The walls of Amenhotep’s immense mortuary temple disappeared long ago, but what visitors to Egypt know as the Colossi of Memnon, are, in fact, two seated statues of the king that originally flanked the entrance to this temple. At over 700 meters in length (more than 2200 feet) this was the largest single temple ever built in Egypt (Karnak is, of course, much larger, but it consists of several temple buildings, and the main temple was added to over some 2000 years).

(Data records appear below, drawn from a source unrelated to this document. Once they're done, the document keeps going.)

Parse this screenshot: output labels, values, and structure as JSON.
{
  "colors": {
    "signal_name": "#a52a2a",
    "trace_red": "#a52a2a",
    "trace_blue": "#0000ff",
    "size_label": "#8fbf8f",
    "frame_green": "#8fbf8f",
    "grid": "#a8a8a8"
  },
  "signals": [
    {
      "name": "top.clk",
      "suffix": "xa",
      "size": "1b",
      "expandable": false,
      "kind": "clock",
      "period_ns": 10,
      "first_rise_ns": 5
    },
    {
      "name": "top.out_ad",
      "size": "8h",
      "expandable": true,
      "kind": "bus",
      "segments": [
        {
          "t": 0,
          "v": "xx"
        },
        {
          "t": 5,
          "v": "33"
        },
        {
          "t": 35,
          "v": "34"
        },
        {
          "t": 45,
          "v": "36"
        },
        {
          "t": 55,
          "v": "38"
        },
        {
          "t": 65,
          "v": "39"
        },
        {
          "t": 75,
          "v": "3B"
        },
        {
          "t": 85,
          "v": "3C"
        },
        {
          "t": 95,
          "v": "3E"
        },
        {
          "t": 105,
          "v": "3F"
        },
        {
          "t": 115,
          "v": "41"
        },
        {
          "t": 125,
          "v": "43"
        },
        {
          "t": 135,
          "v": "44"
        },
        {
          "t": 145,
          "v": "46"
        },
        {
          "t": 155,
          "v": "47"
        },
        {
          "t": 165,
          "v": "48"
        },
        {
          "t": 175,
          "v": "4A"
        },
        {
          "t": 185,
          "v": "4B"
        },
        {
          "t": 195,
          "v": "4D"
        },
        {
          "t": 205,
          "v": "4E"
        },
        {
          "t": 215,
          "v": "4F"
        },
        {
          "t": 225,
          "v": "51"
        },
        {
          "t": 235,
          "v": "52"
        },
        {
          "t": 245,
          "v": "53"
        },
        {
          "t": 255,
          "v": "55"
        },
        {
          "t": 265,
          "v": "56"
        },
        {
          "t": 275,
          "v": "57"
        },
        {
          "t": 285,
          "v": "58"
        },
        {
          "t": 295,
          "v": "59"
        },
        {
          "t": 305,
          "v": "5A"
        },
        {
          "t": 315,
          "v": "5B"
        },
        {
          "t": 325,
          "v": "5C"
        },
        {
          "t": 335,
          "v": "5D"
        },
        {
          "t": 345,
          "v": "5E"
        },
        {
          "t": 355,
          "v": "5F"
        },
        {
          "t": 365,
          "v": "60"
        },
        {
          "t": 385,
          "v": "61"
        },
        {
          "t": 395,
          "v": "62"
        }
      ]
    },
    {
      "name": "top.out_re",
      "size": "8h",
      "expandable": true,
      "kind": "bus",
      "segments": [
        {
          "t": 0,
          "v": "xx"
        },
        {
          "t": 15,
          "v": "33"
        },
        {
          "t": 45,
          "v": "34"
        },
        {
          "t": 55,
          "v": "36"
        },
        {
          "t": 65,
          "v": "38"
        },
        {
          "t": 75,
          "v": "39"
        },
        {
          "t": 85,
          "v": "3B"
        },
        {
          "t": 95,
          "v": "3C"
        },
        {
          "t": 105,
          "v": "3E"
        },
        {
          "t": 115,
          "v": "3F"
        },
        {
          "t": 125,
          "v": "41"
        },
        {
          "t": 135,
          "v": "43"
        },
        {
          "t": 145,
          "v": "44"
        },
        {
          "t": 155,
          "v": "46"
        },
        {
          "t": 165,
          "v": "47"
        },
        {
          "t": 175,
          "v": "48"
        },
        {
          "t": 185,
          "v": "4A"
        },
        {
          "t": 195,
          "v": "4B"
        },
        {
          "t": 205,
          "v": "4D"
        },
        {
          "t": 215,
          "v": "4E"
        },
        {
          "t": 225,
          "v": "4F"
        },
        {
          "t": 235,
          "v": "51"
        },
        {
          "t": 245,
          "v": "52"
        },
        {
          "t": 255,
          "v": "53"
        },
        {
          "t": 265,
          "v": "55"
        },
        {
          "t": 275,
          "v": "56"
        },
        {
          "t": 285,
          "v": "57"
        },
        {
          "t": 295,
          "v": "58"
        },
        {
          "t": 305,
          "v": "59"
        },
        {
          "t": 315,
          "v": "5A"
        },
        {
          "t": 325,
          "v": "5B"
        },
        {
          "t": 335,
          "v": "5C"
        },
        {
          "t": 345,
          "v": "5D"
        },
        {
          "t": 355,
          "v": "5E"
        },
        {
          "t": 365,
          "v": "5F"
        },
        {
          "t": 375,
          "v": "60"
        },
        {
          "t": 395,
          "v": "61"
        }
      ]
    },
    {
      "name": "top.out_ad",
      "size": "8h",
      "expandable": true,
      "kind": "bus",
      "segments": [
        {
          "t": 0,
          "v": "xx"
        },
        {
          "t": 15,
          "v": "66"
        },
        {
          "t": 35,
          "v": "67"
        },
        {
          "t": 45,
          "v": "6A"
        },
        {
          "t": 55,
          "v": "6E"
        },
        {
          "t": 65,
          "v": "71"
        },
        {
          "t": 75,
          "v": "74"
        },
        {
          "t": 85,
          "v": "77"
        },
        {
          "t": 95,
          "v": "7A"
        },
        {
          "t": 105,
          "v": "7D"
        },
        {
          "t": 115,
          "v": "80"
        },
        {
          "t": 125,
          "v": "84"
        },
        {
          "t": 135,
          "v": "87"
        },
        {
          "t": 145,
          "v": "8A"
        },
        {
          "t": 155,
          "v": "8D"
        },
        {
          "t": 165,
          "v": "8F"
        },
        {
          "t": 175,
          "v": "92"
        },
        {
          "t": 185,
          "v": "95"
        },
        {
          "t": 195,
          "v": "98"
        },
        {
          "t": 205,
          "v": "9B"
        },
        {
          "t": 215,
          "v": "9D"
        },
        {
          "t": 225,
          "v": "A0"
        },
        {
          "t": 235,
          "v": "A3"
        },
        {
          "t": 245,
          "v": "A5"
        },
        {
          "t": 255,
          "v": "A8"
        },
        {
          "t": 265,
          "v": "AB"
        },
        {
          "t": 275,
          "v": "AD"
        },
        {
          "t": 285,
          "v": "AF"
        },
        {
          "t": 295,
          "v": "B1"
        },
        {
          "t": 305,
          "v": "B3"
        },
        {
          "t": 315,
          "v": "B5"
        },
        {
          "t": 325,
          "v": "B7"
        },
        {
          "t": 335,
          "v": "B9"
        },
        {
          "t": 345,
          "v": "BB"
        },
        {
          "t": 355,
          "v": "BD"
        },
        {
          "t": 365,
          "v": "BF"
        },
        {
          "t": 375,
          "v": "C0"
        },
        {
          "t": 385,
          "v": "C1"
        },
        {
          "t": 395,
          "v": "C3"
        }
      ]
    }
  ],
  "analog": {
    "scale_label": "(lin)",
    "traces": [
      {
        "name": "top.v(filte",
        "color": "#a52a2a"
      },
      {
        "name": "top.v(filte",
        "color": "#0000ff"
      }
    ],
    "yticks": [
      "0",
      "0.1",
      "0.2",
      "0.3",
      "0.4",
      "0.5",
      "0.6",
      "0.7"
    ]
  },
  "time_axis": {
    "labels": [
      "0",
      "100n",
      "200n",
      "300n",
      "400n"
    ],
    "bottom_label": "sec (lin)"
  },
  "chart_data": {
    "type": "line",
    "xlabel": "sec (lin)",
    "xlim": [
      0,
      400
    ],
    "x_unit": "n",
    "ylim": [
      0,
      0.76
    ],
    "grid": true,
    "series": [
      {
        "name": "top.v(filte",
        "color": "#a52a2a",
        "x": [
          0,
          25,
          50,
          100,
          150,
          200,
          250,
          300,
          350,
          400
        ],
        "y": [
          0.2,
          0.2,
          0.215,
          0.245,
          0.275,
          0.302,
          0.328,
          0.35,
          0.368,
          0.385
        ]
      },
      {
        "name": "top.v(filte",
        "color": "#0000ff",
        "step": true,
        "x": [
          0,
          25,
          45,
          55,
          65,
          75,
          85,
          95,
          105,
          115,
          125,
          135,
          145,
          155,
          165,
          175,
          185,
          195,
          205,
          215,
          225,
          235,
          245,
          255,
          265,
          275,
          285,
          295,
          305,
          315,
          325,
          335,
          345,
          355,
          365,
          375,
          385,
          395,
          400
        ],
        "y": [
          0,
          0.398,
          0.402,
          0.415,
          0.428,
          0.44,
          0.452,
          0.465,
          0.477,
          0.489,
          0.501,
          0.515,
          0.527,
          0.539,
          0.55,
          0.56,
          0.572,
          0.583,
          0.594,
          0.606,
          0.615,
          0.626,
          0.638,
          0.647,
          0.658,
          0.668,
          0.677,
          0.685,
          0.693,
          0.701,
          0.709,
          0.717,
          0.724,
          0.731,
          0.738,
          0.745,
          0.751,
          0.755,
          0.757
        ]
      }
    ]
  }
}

Much of the stone of Amenhotep’s mortuary temple was used later for other building projects, and the remains of the temple were eventually covered by a deep deposit of mud from the Nile’s annual inundation. By the 20th Century, little remained above ground save for the two colossi. The temple site, known today as the Kom el-Hetan, was not well documented until 2000 when Dr. Hourig Sourouzian, Director of the Colossi of Memnon and Amenhotep III Temple Conservation Project began her work.
The temple was originally furnished with a huge number of statues of the king and various deities. In the past decade, more than 80 statues of the goddess Sakhmet have come to light, and more than half a dozen immense statues of the king have been uncovered. The lower half of one of these was recently raised to an upright position, and on our daily drive to Malqata, we watch as work continues on the restoration of this statue.
In addition to his mortuary temple, the Amenhotep III built a magnificent tomb in the West Valley of the Kings (KV or WV 22). In 1989, a Japanese team from Waseda University began working at the tomb and a complete clearance was carried out. Currently, conservation of the wall paintings is in progress and the results are spectacular (we had the chance to visit our Japanese colleagues in the tomb last week).
The University of Chicago’s Epigraphic Survey, headquartered at Chicago House where we’re staying, has been carefully documenting the tomb of (TT 107), who was Steward of the jubilee palace complex at Malqata. The beautiful relief work is being painstakingly copied and plans are underway for the stabilization of this tomb.
From March 3rd to 5th an international symposium will be held in Luxor, that will include all those working on various aspects of “Amenhotep the Magnificent” and his remarkable reign.